Ephésiens 1, 1-14 ou Ephésiens 1,16 – 2,1-10

Prière à la Sainte Vierge honorée dans son Assomption

Saint Pie XII

Documents Pontificaux 1950, n° 119, 1er novembre 1950, p. 505s

          Ô Vierge Immaculée, Mère de Dieu et Mère des hommes, nous croyons avec toute la ferveur de notre foi en ton Assomption triomphale, corps et âme, au ciel, où tu es acclamée Reine par tous les chœurs des anges et des saints, et nous nous unissons à eux pour louer et bénir le Seigneur qui t’a exaltée sur toutes les autres créatures, et pour t’offrir l’élan de notre dévotion et de notre amour.
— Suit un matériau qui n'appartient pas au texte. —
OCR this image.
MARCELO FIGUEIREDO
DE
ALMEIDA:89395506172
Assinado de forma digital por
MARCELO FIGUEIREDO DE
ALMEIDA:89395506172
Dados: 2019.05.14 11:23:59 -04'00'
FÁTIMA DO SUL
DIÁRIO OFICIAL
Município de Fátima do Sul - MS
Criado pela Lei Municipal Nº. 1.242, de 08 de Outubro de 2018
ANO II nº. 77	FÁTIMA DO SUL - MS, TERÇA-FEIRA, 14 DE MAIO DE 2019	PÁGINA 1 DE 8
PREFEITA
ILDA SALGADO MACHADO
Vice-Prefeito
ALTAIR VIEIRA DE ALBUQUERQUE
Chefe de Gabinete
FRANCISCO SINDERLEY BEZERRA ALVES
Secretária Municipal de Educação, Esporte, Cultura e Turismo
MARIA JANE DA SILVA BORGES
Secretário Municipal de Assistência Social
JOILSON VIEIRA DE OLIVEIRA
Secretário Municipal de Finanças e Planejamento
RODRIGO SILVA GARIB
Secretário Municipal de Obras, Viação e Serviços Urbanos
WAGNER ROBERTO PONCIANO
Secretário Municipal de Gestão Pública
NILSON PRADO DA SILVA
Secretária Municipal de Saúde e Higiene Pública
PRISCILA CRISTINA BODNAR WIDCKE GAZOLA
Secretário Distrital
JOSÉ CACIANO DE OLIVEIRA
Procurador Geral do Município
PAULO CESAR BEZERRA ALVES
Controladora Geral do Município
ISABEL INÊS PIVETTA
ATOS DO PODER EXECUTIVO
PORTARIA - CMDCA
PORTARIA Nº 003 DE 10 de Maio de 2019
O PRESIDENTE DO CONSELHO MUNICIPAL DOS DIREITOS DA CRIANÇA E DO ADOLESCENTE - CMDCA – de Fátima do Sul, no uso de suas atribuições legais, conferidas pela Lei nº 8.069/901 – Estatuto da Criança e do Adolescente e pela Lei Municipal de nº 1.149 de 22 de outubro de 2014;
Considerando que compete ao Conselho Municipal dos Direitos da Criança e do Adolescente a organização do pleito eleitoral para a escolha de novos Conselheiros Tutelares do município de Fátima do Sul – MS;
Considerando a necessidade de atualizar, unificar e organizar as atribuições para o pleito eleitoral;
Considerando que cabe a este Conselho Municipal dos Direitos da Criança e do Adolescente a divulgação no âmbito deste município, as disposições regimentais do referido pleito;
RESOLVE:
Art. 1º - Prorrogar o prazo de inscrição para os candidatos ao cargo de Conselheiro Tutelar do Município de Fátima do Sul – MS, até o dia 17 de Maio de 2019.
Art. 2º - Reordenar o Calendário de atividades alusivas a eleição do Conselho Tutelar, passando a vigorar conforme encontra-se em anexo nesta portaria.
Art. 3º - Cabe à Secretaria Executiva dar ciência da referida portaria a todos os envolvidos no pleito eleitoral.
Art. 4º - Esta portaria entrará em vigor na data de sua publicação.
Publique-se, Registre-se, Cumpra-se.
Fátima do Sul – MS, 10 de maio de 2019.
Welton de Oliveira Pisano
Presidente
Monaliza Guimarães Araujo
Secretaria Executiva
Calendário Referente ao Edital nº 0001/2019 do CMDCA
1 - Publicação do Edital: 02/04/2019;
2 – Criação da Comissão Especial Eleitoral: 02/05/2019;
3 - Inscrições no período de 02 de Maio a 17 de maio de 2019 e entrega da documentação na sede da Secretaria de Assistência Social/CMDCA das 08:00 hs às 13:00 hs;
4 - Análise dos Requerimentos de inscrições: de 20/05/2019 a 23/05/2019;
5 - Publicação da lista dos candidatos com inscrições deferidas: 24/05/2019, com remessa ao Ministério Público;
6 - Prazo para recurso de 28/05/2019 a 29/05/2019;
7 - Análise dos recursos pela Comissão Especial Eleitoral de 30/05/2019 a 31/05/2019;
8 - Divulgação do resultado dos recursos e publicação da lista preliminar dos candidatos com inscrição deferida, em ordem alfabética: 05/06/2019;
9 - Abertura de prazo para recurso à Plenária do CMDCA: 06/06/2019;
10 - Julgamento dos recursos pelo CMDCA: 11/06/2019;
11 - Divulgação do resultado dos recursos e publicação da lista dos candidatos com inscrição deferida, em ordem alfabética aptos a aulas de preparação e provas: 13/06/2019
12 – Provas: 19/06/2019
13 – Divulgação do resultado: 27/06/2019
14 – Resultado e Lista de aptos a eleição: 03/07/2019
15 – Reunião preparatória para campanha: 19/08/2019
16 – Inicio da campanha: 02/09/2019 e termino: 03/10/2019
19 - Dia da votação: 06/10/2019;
          Nous savons que ton regard, qui maternellement enveloppait l’humble et souffrante humanité de Jésus sur la terre, se rassasie au ciel, voyant l’humanité glorieuse de la sagesse incréée, et que la joie de ton âme à contempler face à face l’adorable Trinité fait tressaillir ton cœur de béatifiante tendresse. Et nous, pécheurs, nous te supplions de purifier nos sens, pour que nous apprenions, dès ici-bas, à goûter Dieu et Dieu seul, dans la beauté des créatures.

            Nous avons confiance que ton regard miséricordieux s’abaisse sur nos misères et sur nos angoisses, sur nos luttes et sur nos faiblesses : que tes lèvres sourient à nos joies et à nos victoires ; que t’entende la voix de Jésus te dire de chacun de nous, comme jadis de son disciple bien-aimé : voici ton fils.

         Et nous, nous t’invoquons comme saint Jean, pour être notre guide, notre force et notre consolation en cette vie mortelle.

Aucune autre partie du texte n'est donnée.